Blackfoot were founded around 1970. The name of the band refers to the American Indian heritage of most of the members. After a period of line up changes and temporarily disbanding the group, vocalist/guitar player Rickey Medlocke established a solid line up that generated some public attention and approval, on the basis of a severe touring schedule and the release of some well received southern rock albums ('Strikes' in 1979 and 'Tomcattin''in 1980). Marauder followed next year, shifting the direction to a more hard rock oriented approach, but still steadily rooted in southern rock and blues. Medlocke was the heart and soul of the band, not only the singer and guitar player, but also the chief song writer. In the early Seventies he became a provisional member of the legendary Lynyrd Skynyrd, rejoining in 1996. This album proves Medlocke's maturated capacities as a singer and guitar player.

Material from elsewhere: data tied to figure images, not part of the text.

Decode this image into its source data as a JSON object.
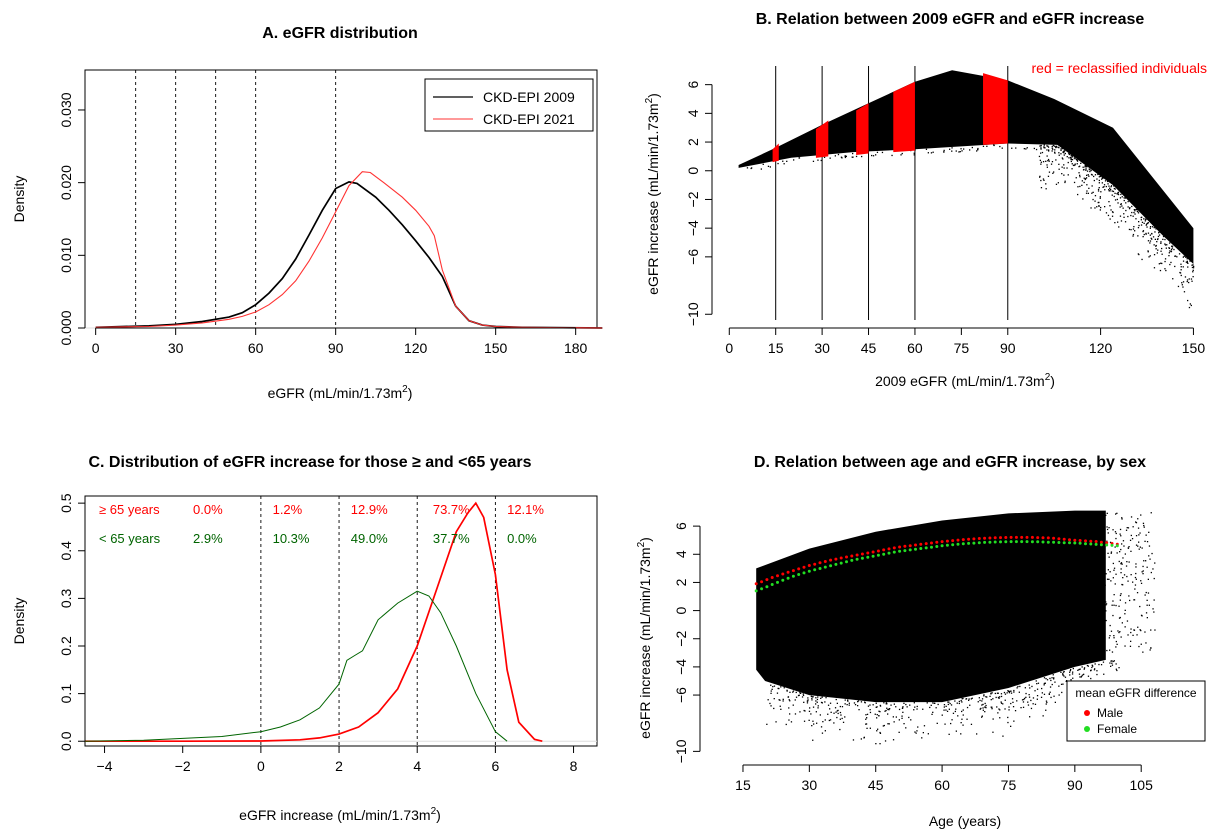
{
  "chart_data": [
    {
      "type": "line",
      "title": "A. eGFR distribution",
      "xlabel": "eGFR (mL/min/1.73m",
      "xlabel_sup": "2",
      "xlabel_tail": ")",
      "ylabel": "Density",
      "xlim": [
        -4,
        188
      ],
      "ylim": [
        0,
        0.0355
      ],
      "xticks": [
        0,
        30,
        60,
        90,
        120,
        150,
        180
      ],
      "yticks": [
        0.0,
        0.01,
        0.02,
        0.03
      ],
      "ytick_labels": [
        "0.000",
        "0.010",
        "0.020",
        "0.030"
      ],
      "vlines": [
        15,
        30,
        45,
        60,
        90
      ],
      "legend_position": "top-right",
      "colors": {
        "CKD-EPI 2009": "#000000",
        "CKD-EPI 2021": "#ff3333"
      },
      "series": [
        {
          "name": "CKD-EPI 2009",
          "x": [
            0,
            20,
            30,
            40,
            50,
            55,
            60,
            65,
            70,
            75,
            80,
            85,
            90,
            95,
            98,
            105,
            110,
            115,
            120,
            125,
            130,
            135,
            140,
            145,
            150,
            160,
            190
          ],
          "y": [
            0.0001,
            0.0003,
            0.0005,
            0.0009,
            0.0015,
            0.0021,
            0.0032,
            0.0048,
            0.0068,
            0.0095,
            0.0128,
            0.0162,
            0.0192,
            0.0201,
            0.0199,
            0.018,
            0.0162,
            0.0142,
            0.012,
            0.0097,
            0.0071,
            0.003,
            0.001,
            0.0004,
            0.0002,
            0.0001,
            0.0
          ]
        },
        {
          "name": "CKD-EPI 2021",
          "x": [
            0,
            20,
            30,
            40,
            50,
            55,
            60,
            65,
            70,
            75,
            80,
            85,
            90,
            95,
            100,
            103,
            108,
            115,
            120,
            125,
            127,
            130,
            135,
            140,
            145,
            150,
            160,
            190
          ],
          "y": [
            0.0001,
            0.0002,
            0.0004,
            0.0007,
            0.0012,
            0.0016,
            0.0022,
            0.0032,
            0.0046,
            0.0065,
            0.0092,
            0.0124,
            0.016,
            0.0196,
            0.0215,
            0.0214,
            0.02,
            0.018,
            0.0162,
            0.014,
            0.0127,
            0.008,
            0.003,
            0.001,
            0.0004,
            0.0002,
            0.0001,
            0.0
          ]
        }
      ]
    },
    {
      "type": "scatter",
      "title": "B. Relation between 2009 eGFR and eGFR increase",
      "xlabel": "2009 eGFR (mL/min/1.73m",
      "xlabel_sup": "2",
      "xlabel_tail": ")",
      "ylabel": "eGFR increase (mL/min/1.73m",
      "ylabel_sup": "2",
      "ylabel_tail": ")",
      "xlim": [
        -3,
        156
      ],
      "ylim": [
        -10.4,
        7.3
      ],
      "xticks": [
        0,
        15,
        30,
        45,
        60,
        75,
        90,
        120,
        150
      ],
      "yticks": [
        -10,
        -6,
        -4,
        -2,
        0,
        2,
        4,
        6
      ],
      "vlines": [
        15,
        30,
        45,
        60,
        90
      ],
      "annotation": "red = reclassified individuals",
      "colors": {
        "points": "#000000",
        "reclassified": "#ff0000",
        "annotation": "#ff0000"
      },
      "cloud": {
        "upper_x": [
          3,
          15,
          30,
          45,
          60,
          72,
          90,
          105,
          124,
          150
        ],
        "upper_y": [
          0.4,
          1.6,
          3.2,
          4.7,
          6.2,
          7.0,
          6.3,
          5.0,
          3.0,
          -4.0
        ],
        "lower_x": [
          3,
          20,
          40,
          60,
          90,
          106,
          124,
          140,
          150
        ],
        "lower_y": [
          0.2,
          0.9,
          1.3,
          1.5,
          1.9,
          1.8,
          -1.0,
          -4.5,
          -6.5
        ]
      },
      "reclassified_bands": [
        {
          "x": [
            14,
            16
          ],
          "y_top": [
            1.5,
            1.9
          ],
          "y_bottom": [
            0.6,
            0.7
          ]
        },
        {
          "x": [
            28,
            32
          ],
          "y_top": [
            2.9,
            3.5
          ],
          "y_bottom": [
            0.9,
            1.0
          ]
        },
        {
          "x": [
            41,
            45
          ],
          "y_top": [
            4.2,
            4.7
          ],
          "y_bottom": [
            1.1,
            1.2
          ]
        },
        {
          "x": [
            53,
            60
          ],
          "y_top": [
            5.5,
            6.2
          ],
          "y_bottom": [
            1.3,
            1.4
          ]
        },
        {
          "x": [
            82,
            90
          ],
          "y_top": [
            6.8,
            6.3
          ],
          "y_bottom": [
            1.8,
            1.9
          ]
        }
      ]
    },
    {
      "type": "line",
      "title": "C. Distribution of eGFR increase for those ≥ and <65 years",
      "xlabel": "eGFR increase (mL/min/1.73m",
      "xlabel_sup": "2",
      "xlabel_tail": ")",
      "ylabel": "Density",
      "xlim": [
        -4.5,
        8.6
      ],
      "ylim": [
        -0.01,
        0.515
      ],
      "xticks": [
        -4,
        -2,
        0,
        2,
        4,
        6,
        8
      ],
      "yticks": [
        0.0,
        0.1,
        0.2,
        0.3,
        0.4,
        0.5
      ],
      "ytick_labels": [
        "0.0",
        "0.1",
        "0.2",
        "0.3",
        "0.4",
        "0.5"
      ],
      "vlines": [
        0,
        2,
        4,
        6
      ],
      "colors": {
        "≥ 65 years": "#ff0000",
        "< 65 years": "#006400"
      },
      "group_labels": [
        {
          "name": "≥ 65 years",
          "color": "#ff0000",
          "percents": [
            "0.0%",
            "1.2%",
            "12.9%",
            "73.7%",
            "12.1%"
          ]
        },
        {
          "name": "< 65 years",
          "color": "#006400",
          "percents": [
            "2.9%",
            "10.3%",
            "49.0%",
            "37.7%",
            "0.0%"
          ]
        }
      ],
      "series": [
        {
          "name": "≥ 65 years",
          "x": [
            -4.5,
            -2,
            0,
            1,
            1.5,
            2,
            2.5,
            3,
            3.5,
            4,
            4.5,
            5,
            5.3,
            5.5,
            5.7,
            6,
            6.3,
            6.6,
            7,
            7.2
          ],
          "y": [
            0.0,
            0.0,
            0.0005,
            0.003,
            0.007,
            0.015,
            0.03,
            0.06,
            0.11,
            0.2,
            0.32,
            0.44,
            0.48,
            0.5,
            0.47,
            0.35,
            0.15,
            0.04,
            0.004,
            0.0
          ]
        },
        {
          "name": "< 65 years",
          "x": [
            -4.5,
            -3,
            -2,
            -1,
            0,
            0.5,
            1,
            1.5,
            2,
            2.2,
            2.4,
            2.6,
            3,
            3.5,
            4,
            4.3,
            4.6,
            5,
            5.5,
            6,
            6.3
          ],
          "y": [
            0.0,
            0.002,
            0.006,
            0.01,
            0.02,
            0.03,
            0.045,
            0.07,
            0.12,
            0.17,
            0.18,
            0.19,
            0.255,
            0.29,
            0.315,
            0.305,
            0.27,
            0.2,
            0.1,
            0.02,
            0.0
          ]
        }
      ]
    },
    {
      "type": "scatter",
      "title": "D. Relation between age and eGFR increase, by sex",
      "xlabel": "Age (years)",
      "ylabel": "eGFR increase (mL/min/1.73m",
      "ylabel_sup": "2",
      "ylabel_tail": ")",
      "xlim": [
        8,
        121
      ],
      "ylim": [
        -10.4,
        7.5
      ],
      "xticks": [
        15,
        30,
        45,
        60,
        75,
        90,
        105
      ],
      "yticks": [
        -10,
        -6,
        -4,
        -2,
        0,
        2,
        4,
        6
      ],
      "legend_title": "mean eGFR difference",
      "legend_position": "bottom-right",
      "colors": {
        "points": "#000000",
        "Male": "#ff0000",
        "Female": "#22dd22"
      },
      "cloud": {
        "upper_x": [
          18,
          30,
          45,
          60,
          75,
          90,
          97
        ],
        "upper_y": [
          3.0,
          4.4,
          5.6,
          6.4,
          6.9,
          7.1,
          7.1
        ],
        "lower_x": [
          18,
          20,
          30,
          45,
          60,
          75,
          90,
          97
        ],
        "lower_y": [
          -4.2,
          -5.0,
          -6.0,
          -6.5,
          -6.5,
          -5.5,
          -4.0,
          -3.5
        ]
      },
      "series": [
        {
          "name": "Male",
          "x": [
            18,
            22,
            26,
            30,
            35,
            40,
            45,
            50,
            55,
            60,
            65,
            70,
            75,
            80,
            85,
            90,
            95,
            100
          ],
          "y": [
            1.9,
            2.4,
            2.8,
            3.2,
            3.6,
            3.9,
            4.2,
            4.5,
            4.7,
            4.9,
            5.05,
            5.15,
            5.2,
            5.2,
            5.15,
            5.0,
            4.9,
            4.7
          ]
        },
        {
          "name": "Female",
          "x": [
            18,
            22,
            26,
            30,
            35,
            40,
            45,
            50,
            55,
            60,
            65,
            70,
            75,
            80,
            85,
            90,
            95,
            100
          ],
          "y": [
            1.4,
            1.9,
            2.4,
            2.8,
            3.2,
            3.6,
            3.9,
            4.2,
            4.4,
            4.6,
            4.75,
            4.85,
            4.9,
            4.9,
            4.85,
            4.8,
            4.7,
            4.6
          ]
        }
      ]
    }
  ]
}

The 'classic' line up of the band was:
Rickey Medlocke - lead vocals, guitar
Charlie Hargrett - guitar
Greg T. Walker - bass guitar, keyboards, vocals
Jakson Spires - drums, percussion, vocals
Best songs of the album
The electrifying opening track 'Good Morning' is a heavy, fast paced wake up call! Medlocke's characteristic dark, raspy voice and the irony-laden lyrics fit the song well. The guitar section including a fine solo is stunning. An impressive way to open an album!

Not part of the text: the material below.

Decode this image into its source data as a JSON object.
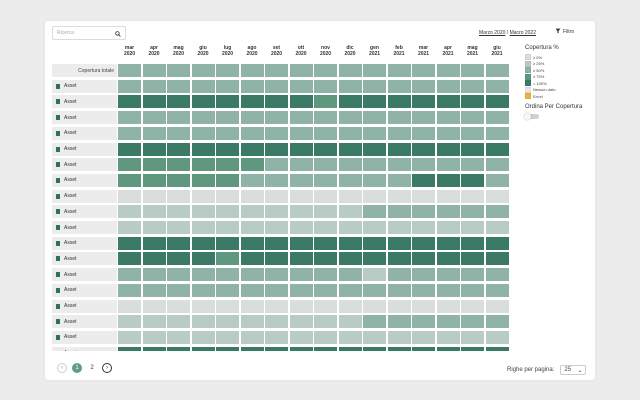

'Diary of a Working Man'is a beautiful ballad, starting with clean guitar chords and delicate, melancholic singing, evolving into a heart-piercing, mind-blowing lamentation. Great vocal performance by Medlocke.

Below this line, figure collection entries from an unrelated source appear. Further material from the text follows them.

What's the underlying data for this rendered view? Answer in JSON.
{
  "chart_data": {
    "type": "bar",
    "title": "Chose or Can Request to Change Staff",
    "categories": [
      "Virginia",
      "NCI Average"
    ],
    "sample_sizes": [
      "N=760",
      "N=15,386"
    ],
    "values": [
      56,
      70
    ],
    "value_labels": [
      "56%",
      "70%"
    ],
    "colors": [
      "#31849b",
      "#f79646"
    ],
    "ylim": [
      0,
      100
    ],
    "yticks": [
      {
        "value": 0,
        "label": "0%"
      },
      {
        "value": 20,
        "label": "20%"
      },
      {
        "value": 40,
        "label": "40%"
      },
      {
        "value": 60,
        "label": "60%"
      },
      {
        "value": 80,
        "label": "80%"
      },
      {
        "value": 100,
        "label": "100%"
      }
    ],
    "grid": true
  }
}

'Dry County' is another stomping hard rock song, heavy and vivacious as a locomotive.
'Fire of the Dragon' is an impressive semi ballad dealing with cocaine addiction. Clean guitar arpeggios alternate with heavy distorted riffs, creating one of the highlights of the album. Medlocke's affective, thundering voice accompanies the growing wall of sound to the climax. This song is comparable to the equally powerful semi ballad 'Searchin''
'Rattlesnake Rock 'n Roller' starts off with an amusing banjo intro and a comment in southern dialect by the grandfather of Rickey Medlocke: Shorty Medlocke. Then a Rock 'n roll wall of sound is erected, glorifying country life (thank God I'm a country boy) and introducing piano and saxophone in the solo.
Marauder is a fine hard rocking album with a southern feeling, reminding of Lynyrd Skynyrd and ZZ Top, but definitely heavier. The album contains some outstanding songs (mentioned above) along with a few (still savory) fillers and attempts at commercial hit success. In my opinion the most charming aspect of Marauder is the variety in song writing and the surprising orchestration (use of saxophone, banjo, Mexican horns, piano and Latin rhythms). Medlocke's skills as a vocalist and guitar player are impressively showcased on this album. Although Medlocke tried to reanimate Blackfoot over and over through the years, they never established a permanent status.